やっぱり、彼女にはいつまで経っても敵いそうにない。
「嫉妬した?」
「ちょっとね。でも安心した」
安堵したせいか、笑いがこぼれてしまった。つられて亜弥も声を上げる。
思わず吹き出してしまったから、ついつい胸の内に秘めていたことを口にしてしまった。
「俺この店に入ってからずっと思ってたんだけど、やっぱり指輪渡すタイミング絶対今の方がよかったなーって」
「あら、どうして?」
「いや、こっちの方がロマンチックかなって思って」
「私は、いろんな偶然が重なったあの場所でもらった方がとても素敵だと思ったわよ」
「そう? ならいいんだけど……」
まあ、彼女の言う通りあんなエピソードがあったのなら、俺があのタイミングでプロポーズした方がよかったのかもしれない。

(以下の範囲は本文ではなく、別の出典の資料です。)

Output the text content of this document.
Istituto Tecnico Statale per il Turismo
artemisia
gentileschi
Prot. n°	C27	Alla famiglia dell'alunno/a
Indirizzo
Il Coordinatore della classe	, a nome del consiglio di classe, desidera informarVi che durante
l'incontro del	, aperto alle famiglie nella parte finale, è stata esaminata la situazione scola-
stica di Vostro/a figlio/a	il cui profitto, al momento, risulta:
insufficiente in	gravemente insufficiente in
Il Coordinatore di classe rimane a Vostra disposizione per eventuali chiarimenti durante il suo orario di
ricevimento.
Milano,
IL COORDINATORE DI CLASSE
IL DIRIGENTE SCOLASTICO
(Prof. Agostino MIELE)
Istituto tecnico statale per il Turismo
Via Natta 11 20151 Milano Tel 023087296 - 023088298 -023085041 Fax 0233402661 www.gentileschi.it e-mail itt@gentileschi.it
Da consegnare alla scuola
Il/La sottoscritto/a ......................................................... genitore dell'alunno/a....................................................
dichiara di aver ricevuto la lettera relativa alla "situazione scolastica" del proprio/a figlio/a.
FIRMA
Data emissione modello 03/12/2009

それに、場所で変化してしまうほど俺の気持ちはブレない。
とは言ってもある程度の環境補正は入るけれど。
最後の料理が運ばれてきた。
シャーベットなんてあまり食べる機会がないから少し楽しみだ。
ワクワクしながら一口したが、キンと頭に強い痛みが走る。
「もう、落ち着いて食べないから」
そんな風に俺を笑う亜弥だったけれど、彼女も一口した瞬間に頭痛がしたようで、目を瞑って何度も頭を叩く。
「人のこと言えないじゃないか」
「うるさい……」
と言いつつもアイスクリーム頭痛がしたのはこの一度だけで、後は難なく食べることができた。
シャーベットの味は、とても甘い苺の味がした。